Documentation and Context

  • Detailed description of the suggested changes.
  • Provide example JSON data or screenshots.
  • Evidence of reducing benign events mistakenly identified as threats (False Positives).
  • Evidence of enhancing detection of true threats that were previously missed (False Negatives).
  • Evidence of optimizing resource consumption and execution time of detection rules (Performance).
  • Evidence of specific environment factors influencing customized hunt tuning (Contextual Tuning).
  • Evidence of improvements by modifying sensitivity (Threshold Adjustments).
  • Evidence of refining hunts to better detect deviations from typical behavior (Behavioral Tuning).
  • Evidence of improvements based on time-based patterns (Temporal Tuning).
  • Reasoning for adjusting priority or severity levels of alerts (Severity Tuning).
  • Evidence of improving the quality integrity of data used by hunts (Data Quality).
  • Ensure necessary updates to release documentation and versioning.
  • Field Usage: Ensure standardized fields for compatibility across different data environments and sources.

Hunt Metadata Checks

  • author: The name of the individual or organization authoring the rule.
  • updated_date matches the date of tuning PR merged.
  • min_stack_version supports the widest stack versions.
  • name and description are descriptive and typo-free.
  • language: The query language(s) used in the rule, such as KQL, EQL, ES|QL, OsQuery, or YARA.
  • query is inclusive, not overly exclusive.
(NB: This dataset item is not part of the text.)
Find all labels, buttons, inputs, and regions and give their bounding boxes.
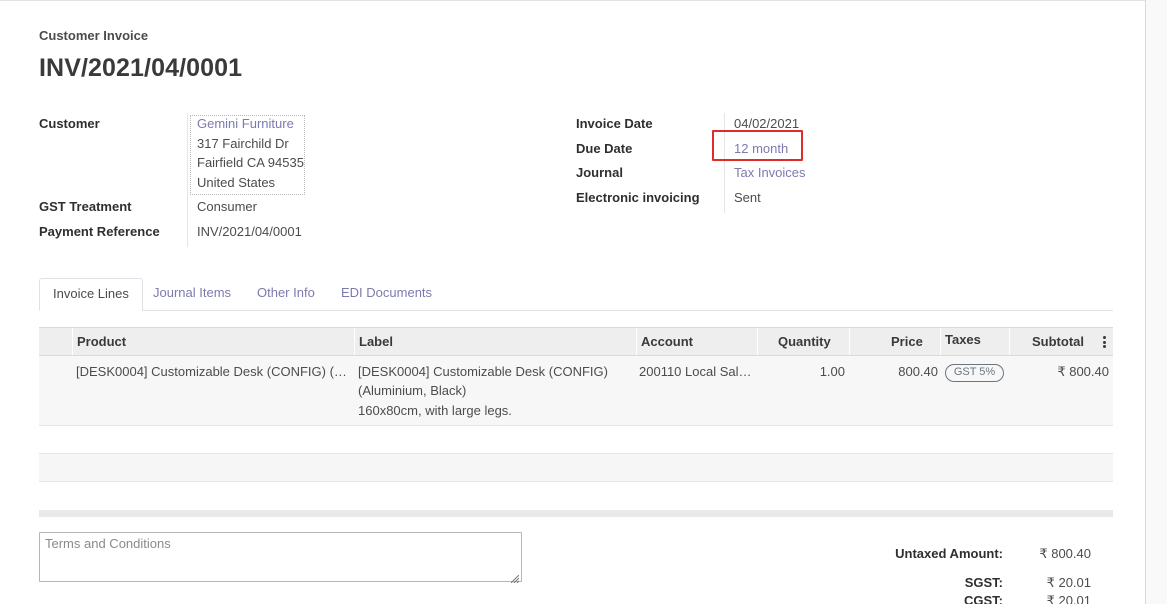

Review to ensure the original intent of the hunt is maintained.
  • integration aligns with the index. Ensure updates if the integration is newly introduced.
  • setup includes necessary steps to configure the integration.
  • note includes additional information (e.g., Triage and analysis investigation guides, timeline templates).
  • tags are relevant to the threat and align with EXPECTED_HUNT_TAGS in definitions.py.
  • threat, techniques, and subtechniques map to ATT&CK whenever possible.

Testing and Validation

  • Generate Markdown: Run python generate_markdown.py to update the documentation.
  • Validate the tuned hunt's performance and ensure it does not negatively impact the stack.
  • Ensure the tuned hunt has a low false positive rate.